Professor Broom helped the RSPCA secure a large grant from the Tubney Charitable Trust for a research project to help identify suitable open water sources for farmed duck. The research, took account of the previous work of Marian Dawkins, and proved valuable in underpinning the RSPCA’s successful campaign to raise awareness of the importance of farmed ducks having full body access to open water.
Professor Broom won the RSPCA/British Society of Animal Science award for innovative developments in animal welfare in 2001 and in 2007 was presented with the RSPCA Michael Kay award for services to animal welfare in Europe.

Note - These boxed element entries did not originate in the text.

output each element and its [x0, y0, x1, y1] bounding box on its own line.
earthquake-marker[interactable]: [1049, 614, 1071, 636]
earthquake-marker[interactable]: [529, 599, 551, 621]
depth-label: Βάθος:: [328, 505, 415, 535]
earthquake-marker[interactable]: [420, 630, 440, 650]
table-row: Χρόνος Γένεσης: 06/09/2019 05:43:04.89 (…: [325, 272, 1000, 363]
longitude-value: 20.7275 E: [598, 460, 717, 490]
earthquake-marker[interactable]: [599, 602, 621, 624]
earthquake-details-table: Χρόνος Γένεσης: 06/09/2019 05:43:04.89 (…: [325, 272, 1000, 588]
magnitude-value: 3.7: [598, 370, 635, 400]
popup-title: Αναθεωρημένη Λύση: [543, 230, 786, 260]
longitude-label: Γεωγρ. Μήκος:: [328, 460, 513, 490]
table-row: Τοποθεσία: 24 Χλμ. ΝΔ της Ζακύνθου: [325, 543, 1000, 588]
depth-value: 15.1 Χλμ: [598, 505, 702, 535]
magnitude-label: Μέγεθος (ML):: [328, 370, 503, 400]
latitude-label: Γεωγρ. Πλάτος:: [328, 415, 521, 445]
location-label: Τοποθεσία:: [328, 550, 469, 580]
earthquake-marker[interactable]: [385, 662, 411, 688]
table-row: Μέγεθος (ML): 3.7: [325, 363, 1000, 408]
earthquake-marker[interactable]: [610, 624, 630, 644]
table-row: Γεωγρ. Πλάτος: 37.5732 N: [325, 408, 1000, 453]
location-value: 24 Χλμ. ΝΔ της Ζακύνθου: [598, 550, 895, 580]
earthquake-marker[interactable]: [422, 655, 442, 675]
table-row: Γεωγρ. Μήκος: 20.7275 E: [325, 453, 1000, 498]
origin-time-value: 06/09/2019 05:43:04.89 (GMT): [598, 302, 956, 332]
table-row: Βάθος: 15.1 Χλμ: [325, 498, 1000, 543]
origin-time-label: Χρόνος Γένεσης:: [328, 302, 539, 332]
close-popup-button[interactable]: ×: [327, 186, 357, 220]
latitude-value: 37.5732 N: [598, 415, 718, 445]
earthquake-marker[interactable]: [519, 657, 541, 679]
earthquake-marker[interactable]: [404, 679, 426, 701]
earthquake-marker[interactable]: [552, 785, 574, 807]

Dr Yeates said: “Professor Broom was instrumental in establishing animal welfare as an area of serious and scientific study. He developed one of the most widely used definition of animal welfare and encouraged consideration of the individual animal as separate from productivity and human value.
“His post of Professor of Animal Welfare was the world’s first. He has championed key scientific and ethical principles worldwide leading to significant changes in attitudes, laws and animals' lives.”
Professor Broom said: “I am a longstanding fan of the RSPCA as I think that its emphasis on considering the welfare of individual animals is of great value. In particular, the RSPCA inspectorate and the divisions of the RSPCA involved in factually-based national and international lobbying of governments and other organisations have had substantial beneficial impact on animals.
“Those who work in universities are not often honoured by major national charities. I am grateful for this recognition of my work in animal welfare science and very proud to receive the Sir Patrick Moore award from the RSPCA.”
Channel 5 newsreader and former GMTV presenter Emma Crosby, who presented the awards, said: “Professor Broom’s work championing key scientific and ethical principles has led to significant changes in attitudes, laws and most importantly animals’ lives around the world.
“Professor Dawkin’s research has helped provide evidence to persuade people that animals have feelings which needed to be respected - a view shared by the RSPCA.
“This new award highlights the high value placed by the RSPCA on developments in and application of animal welfare research science and these two professors are very worthy winners.
“In particularly their research into duck farming has proved invaluable to the RSPCA’s successful campaign, Like a Duck to Water, to raise awareness of the need of farmed ducks to be given full body access to bathing water.”
The RSPCA has been presenting awards for about 150 years. This year The Honours includes awards for special merit and ability amongst the charity’s inspectors; humanitarian awards for those who have made an outstanding contribution in the field of animal welfare; and awards for special investigations.
This year winners include:
- Four Royal Marines and three members of the Cornwall Fire and Rescue Service presented with gallantry medals for saving the pony which had tumbled 80ft down a cliff in February 2013.
- TV farmer Jimmy Doherty for his work raising awareness of farm animal welfare.
- 14-year-old Madi Lewis who campaigns for rabbit welfare.